Currawong records your meetings, transcribes them, works out who said what, and writes the summary — all on your phone. A Fireflies or Otter replacement where the audio and the voiceprints never leave the device.
The popular meeting assistants are useful precisely because they upload everything: your audio, your transcript, and increasingly a voiceprint of everyone in the call, to a cloud you do not control. For a lot of conversations that is a non-starter.
Currawong does the same job — record, transcribe, identify speakers, summarise, surface action items — but the recording and the voice biometrics stay on the phone. Transcription runs on-device with Whisper. Only the finished text is sent anywhere, and only to write a summary or a title.
It is Galah's sibling: same mobile codebase, same on-device speech engine, same privacy stance. Galah handles dictation; Currawong handles meetings.
The recording and your voice stay local; only finished text is ever sent for tidying.
A live waveform, a big readable timer, pause and resume, and a hold-to-confirm stop so you never end a meeting by accident. A scroll-back drawer keeps a few minutes of audio buffered and transcribes it on demand if you need to check what was just said.

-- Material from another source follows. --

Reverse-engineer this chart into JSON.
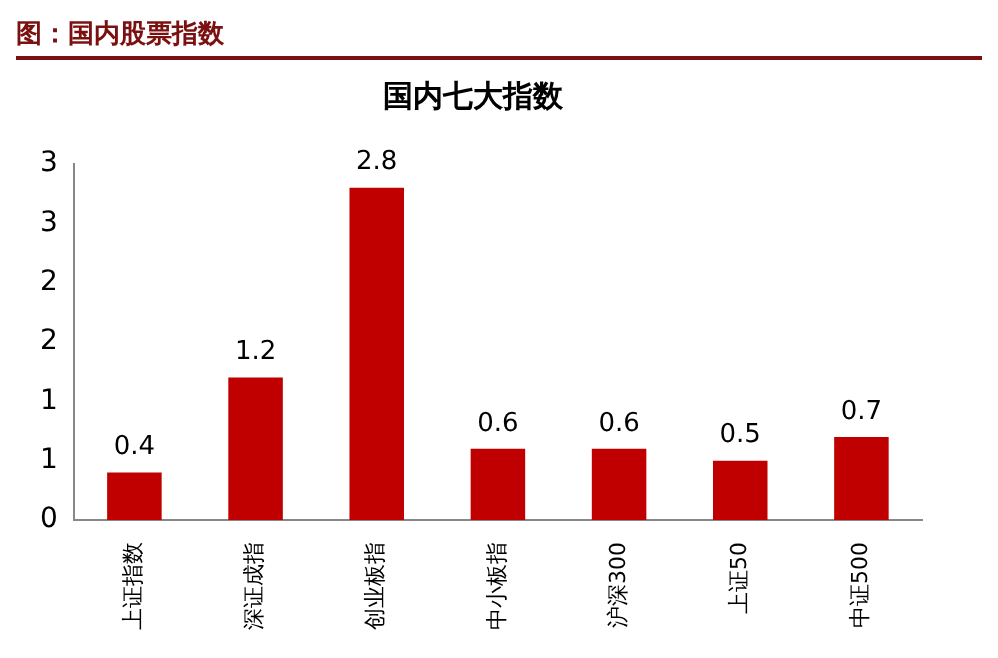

Whisper runs on-device to produce the transcript. It is always available once you stop, broken into time-stamped turns you can tap to seek the audio or rename a speaker.
Diarisation separates the voices and, over time, matches them to people you have named — with confidence bands so you stay in control of the guess. Voice embeddings are stored locally and never synced. (Speaker identification arrives in v2.)
Opt in per meeting and a small model (Claude Haiku) writes a summary and action items from the transcript, and can suggest a short title when you have not set one. Your edits always win.
Capture with pause, resume, and a hold-to-confirm stop. Audio stays on the phone.
A rolling audio buffer transcribed on demand, so you can check what was just said mid-meeting.
Time-stamped turns; tap to seek the audio or rename the speaker.
Opt-in per meeting; written from the transcript by a small model.
Name people once and match their voice across meetings — all stored locally (v2).
A short, sensible title suggested from the opening of the transcript. You can always override it.
These hold even in the planned sync mode — they are architectural, not optional.
The data model was locked sync-ready from day one, so later versions add capability without a migration.
Honest about what this is: Currawong is a personal tool we build and run ourselves, not a product for sale. It exists because we wanted a meeting recorder we could trust with private conversations, and because building it teaches us things about on-device AI that no vendor demo can.